Douglas Smith's Rasputin: Faith, Power, and the Twilight of the Romanovs may seem like a daunting read. Weighing in at more than 800 pages and featuring a level of detail that brings to mind Robert Caro's accomplished doorstops, Rasputin is not just another in a long line of biographies of the so-called "holy devil." Smith, the author of Former People: The Final Days of the Russian Aristocracy, has written the definitive account of Grigory Rasputin's life and times, correcting more than a century's worth of disinformation and propaganda surrounding a humble peasant who became a near-mythic figure.

Smith questions every element of the mythos, even countering accusations of his criminal background as a horse thief through "a series of documents that have languished unnoticed... until now." That will become something of a refrain throughout the biography, as Smith not only reinterprets the work of his predecessors but also provides a wealth of new information about Rasputin and disproves countless claims made against the starets--a Russian term for a religious elder.

Rasputin's life is the stuff of biographers' dreams even without the traditional embellishments. Beginning with Rasputin's obscure transition from a Siberian peasant to a pilgrim wandering among Russian Orthodox holy sites, Smith explains how Rasputin developed his religious outlook: "[he] took in all that the Russian religious world had to offer but kept only that which suited him, fashioning in the process his own version of peasant Orthodoxy." And similarly, his famous talent for reading people: "he had seen nearly all there was to behold in the sprawling empire of the tsars and had moved among all manner of people.... His knowledge of the Russian social order was broad and his understanding of human psychology, deep." 
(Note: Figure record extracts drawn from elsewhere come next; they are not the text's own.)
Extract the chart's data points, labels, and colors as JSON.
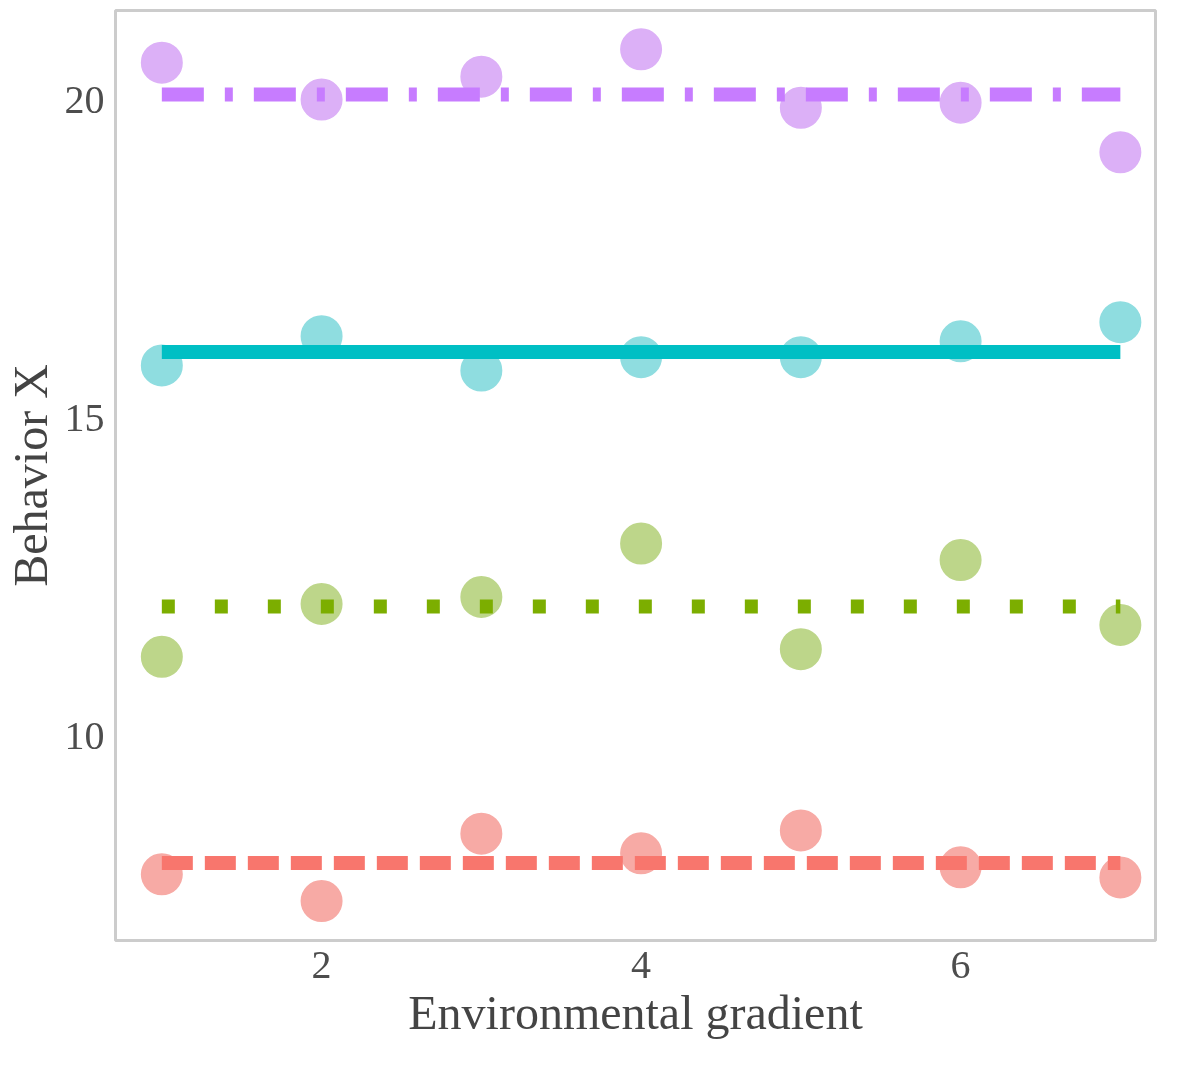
{
  "chart_data": {
    "type": "scatter",
    "xlabel": "Environmental gradient",
    "ylabel": "Behavior X",
    "x": [
      1,
      2,
      3,
      4,
      5,
      6,
      7
    ],
    "xlim": [
      0.71,
      7.22
    ],
    "ylim": [
      6.78,
      21.4
    ],
    "xticks": [
      2,
      4,
      6
    ],
    "yticks": [
      10,
      15,
      20
    ],
    "grid": false,
    "series": [
      {
        "marker": "circle",
        "color": "#dcb0f7",
        "values": [
          20.58,
          20.0,
          20.36,
          20.79,
          19.87,
          19.95,
          19.17
        ]
      },
      {
        "marker": "circle",
        "color": "#8fdde0",
        "values": [
          15.82,
          16.28,
          15.74,
          15.95,
          15.95,
          16.2,
          16.5
        ]
      },
      {
        "marker": "circle",
        "color": "#bdd68a",
        "values": [
          11.24,
          12.07,
          12.18,
          13.02,
          11.36,
          12.76,
          11.74
        ]
      },
      {
        "marker": "circle",
        "color": "#f7aaa5",
        "values": [
          7.82,
          7.4,
          8.46,
          8.15,
          8.51,
          7.93,
          7.77
        ]
      },
      {
        "type": "line",
        "color": "#c77cff",
        "line_style": "dashdot",
        "values": [
          20.08,
          20.08,
          20.08,
          20.08,
          20.08,
          20.08,
          20.08
        ]
      },
      {
        "type": "line",
        "color": "#00bfc4",
        "line_style": "solid",
        "values": [
          16.03,
          16.03,
          16.03,
          16.03,
          16.03,
          16.03,
          16.03
        ]
      },
      {
        "type": "line",
        "color": "#7cae00",
        "line_style": "dotted",
        "values": [
          12.03,
          12.03,
          12.03,
          12.03,
          12.03,
          12.03,
          12.03
        ]
      },
      {
        "type": "line",
        "color": "#f8766d",
        "line_style": "dashed",
        "values": [
          8.0,
          8.0,
          8.0,
          8.0,
          8.0,
          8.0,
          8.0
        ]
      }
    ]
  }
}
Far from uncovering banal reality behind Rasputin's supposed mystical talents, Smith instead explains how the man's forceful personality came to have such an impact on intelligent, learned people such as the Tsar and Tsarina. He even puts forward a theory for Rasputin's seemingly miraculous ability to heal the young Tsarevich: "At a time when the medical profession had no way to treat hemophilia, and the fussings of the doctors only served to exacerbate Alexei's suffering, Rasputin's instruction to leave him in peace was vital to his recovery, especially when considered together with his words of hope of assurance that all would be well."

The Rasputin that emerges in Smith's portrait is strikingly different from the one that dominates the popular imagination to this day. In Smith's telling, Rasputin did occasionally fall prey to vice, specifically adultery and drinking to excess, but he was also devoted to his family, a sincere believer and a fervent supporter of the royal family as well as the peasant class he was born into. Rasputin's ascendancy frightened some important Russians who began an enormously influential media campaign against him. That campaign was so successful that Smith's book reads like a revelatory work of revisionist history, unearthing a flesh-and-blood person from a century's worth of lies and exaggerations. --Hank Stephenson, bookseller, Flyleaf Books

Shelf Talker: Rasputin: Faith, Power, and the Twilight of the Romanovs is a massive biography of the famous Russian spiritual leader that may prove to be the definitive portrait of his life and times.